Der Bundesverband der Verbraucherzentralen forderte, die vorgesehenen Maßnahmen nicht zu verwässern und die Änderungen zügig zu verabschieden. An der Abschaffung des Listenprivilegs müsse grundsätzlich festgehalten werden. Das vor 30 Jahren eingeführte Privileg, personenbezogene Daten verkaufen zu dürfen, sei schon damals kaum zu rechtfertigen gewesen und habe heute dazu geführt, „dass die Verbrauchersouveränität auf den Kopf gestellt wird“. Die Datenschutzskandale hätten eindringlich gezeigt, dass Defizite in der Auftragsdatenverarbeitung existierten und die Datensicherheit häufig unzureichend kontrolliert werde.

Mit einer Aktion im Sommer vergangenen Jahres hatten die Verbraucherschützer die anstehende Gesetzesänderung mit ausgelöst. Bei einem Scheingeschäft hatte der Verband binnen 44 Stunden und für 850 Euro sechs Millionen Datensätze gekauft, von denen vier Millionen Kontoverbindungen enthielten.
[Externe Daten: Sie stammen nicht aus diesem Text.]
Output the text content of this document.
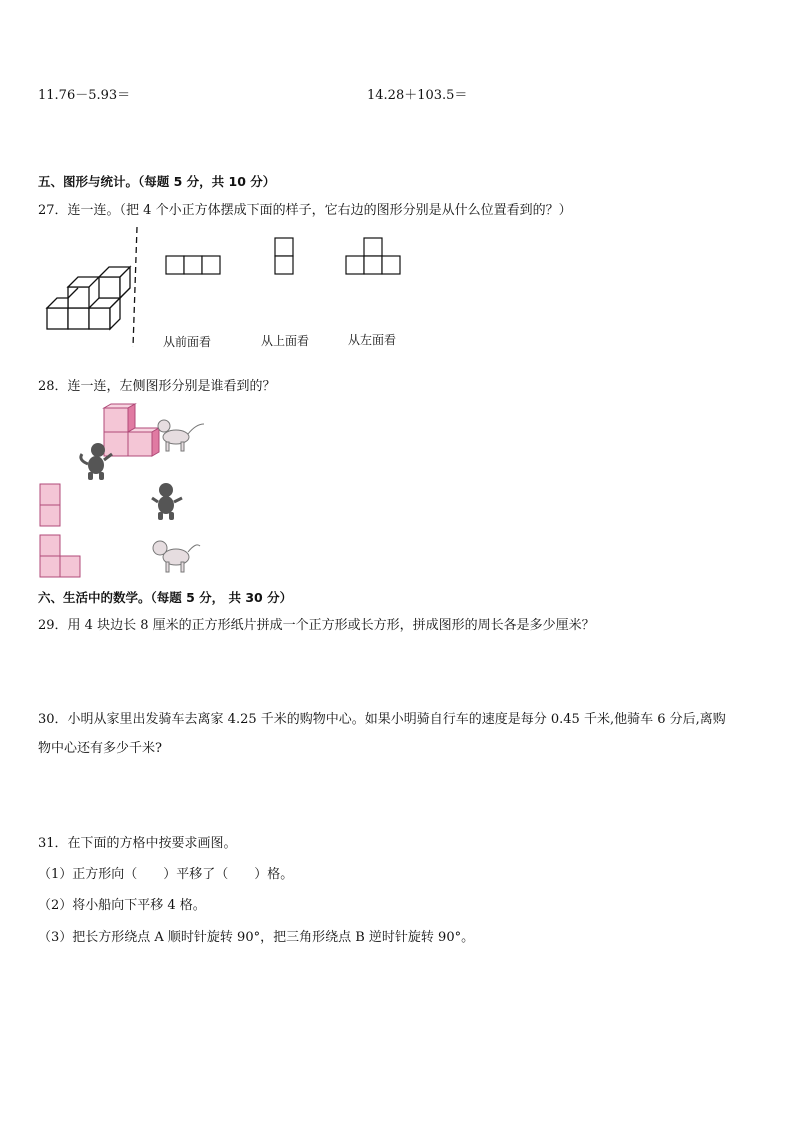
11.76－5.93＝	14.28＋103.5＝
五、图形与统计。（每题 5 分，共 10 分）
27．连一连。（把 4 个小正方体摆成下面的样子，它右边的图形分别是从什么位置看到的？）
从前面看	从上面看	从左面看
28．连一连，左侧图形分别是谁看到的？
六、生活中的数学。（每题 5 分， 共 30 分）
29．用 4 块边长 8 厘米的正方形纸片拼成一个正方形或长方形，拼成图形的周长各是多少厘米？
30．小明从家里出发骑车去离家 4.25 千米的购物中心。如果小明骑自行车的速度是每分 0.45 千米,他骑车 6 分后,离购
物中心还有多少千米?
31．在下面的方格中按要求画图。
（1）正方形向（　　）平移了（　　）格。
（2）将小船向下平移 4 格。
（3）把长方形绕点 A 顺时针旋转 90°，把三角形绕点 B 逆时针旋转 90°。
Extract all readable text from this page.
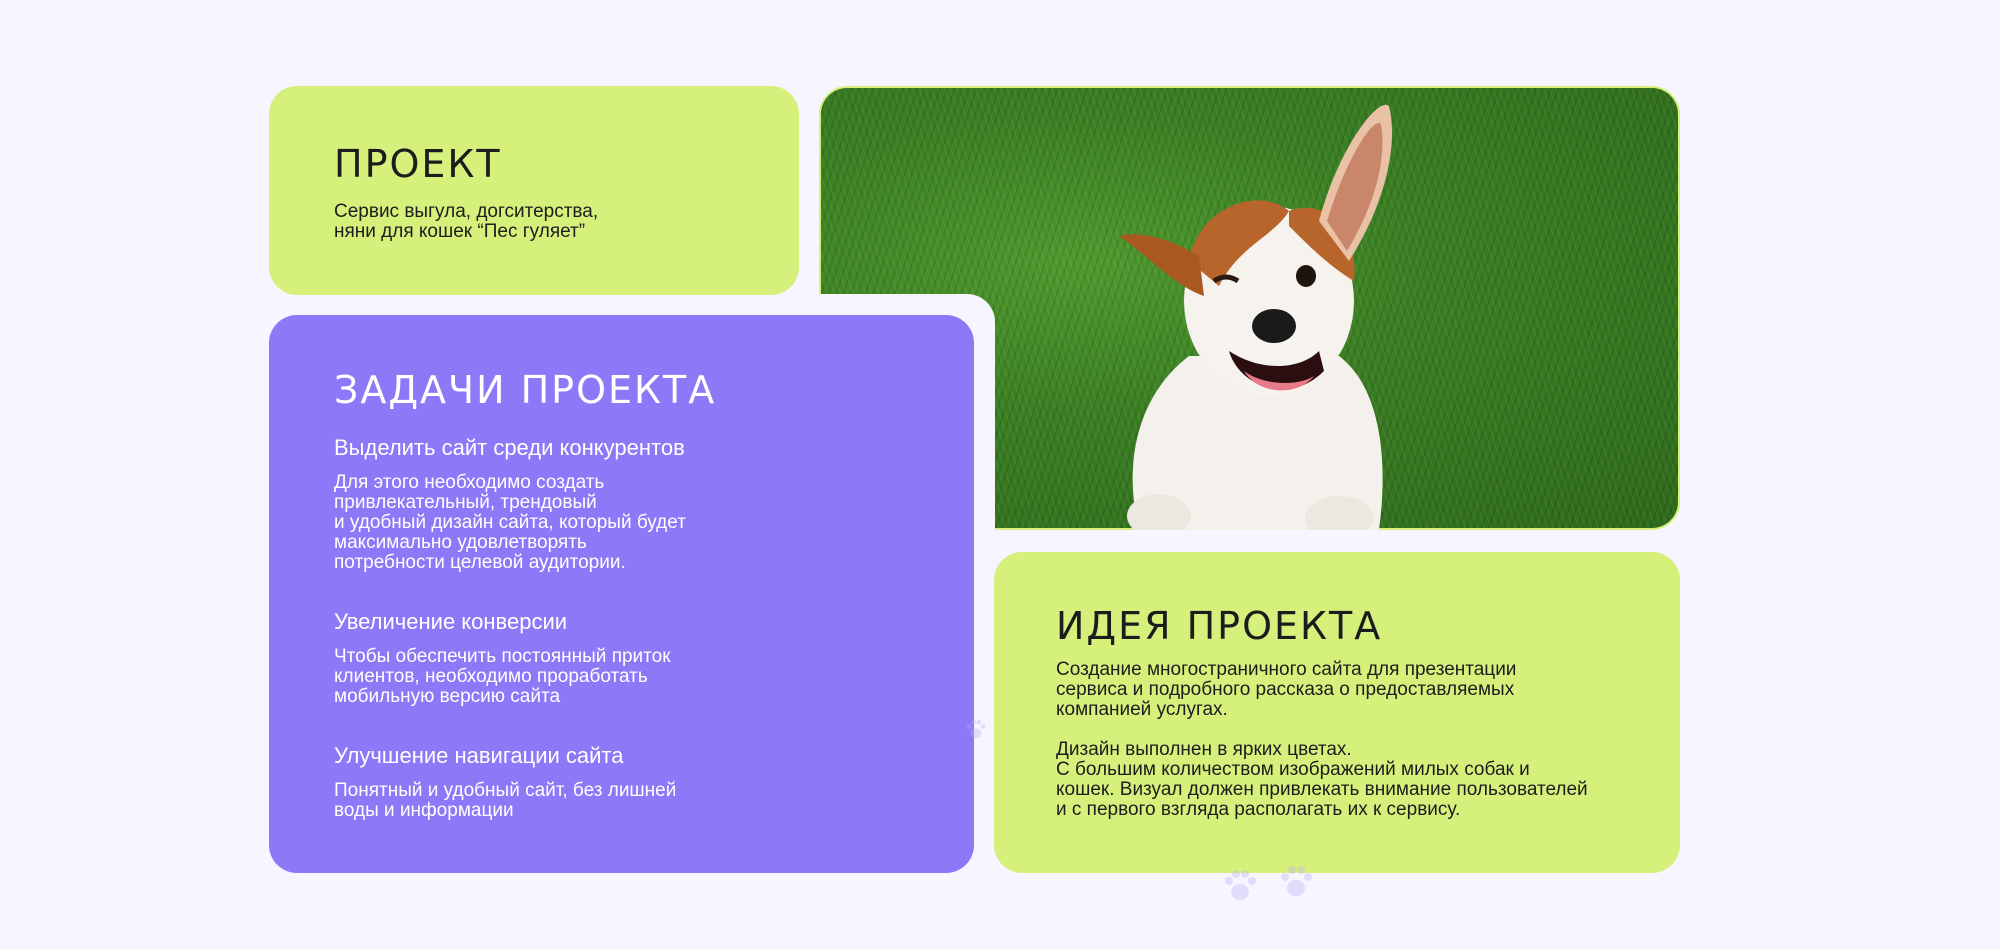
ПРОЕКТ

Сервис выгула, догситерства,
няни для кошек “Пес гуляет”

ЗАДАЧИ ПРОЕКТА
Выделить сайт среди конкурентов

Для этого необходимо создать
привлекательный, трендовый
и удобный дизайн сайта, который будет
максимально удовлетворять
потребности целевой аудитории.

Увеличение конверсии

Чтобы обеспечить постоянный приток
клиентов, необходимо проработать
мобильную версию сайта

Улучшение навигации сайта

Понятный и удобный сайт, без лишней
воды и информации

ИДЕЯ ПРОЕКТА

Создание многостраничного сайта для презентации
сервиса и подробного рассказа о предоставляемых
компанией услугах.

Дизайн выполнен в ярких цветах.
С большим количеством изображений милых собак и
кошек. Визуал должен привлекать внимание пользователей
и с первого взгляда располагать их к сервису.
Auch das Bundesverbraucherministerium forderte die Wirtschaft auf, sich nicht gegen einen stärkeren Datenschutz zu stellen. Die Werbung „sollte mit Zustimmung und mit dem Wissen der Verbraucher erfolgen und nicht hintenrum“, sagte die Parlamentarische Staatssekretärin Ursula Heinen (CDU). Die Verbraucherbeauftragte der Unionsfraktion, Julia Klöckner (CDU), nannte es „abenteuerlich“, wenn jemand bei einem Versandhändler Anzüge in Übergröße bestelle und dann Werbung von Pralinenherstellern und Diät-Anbietern bekomme.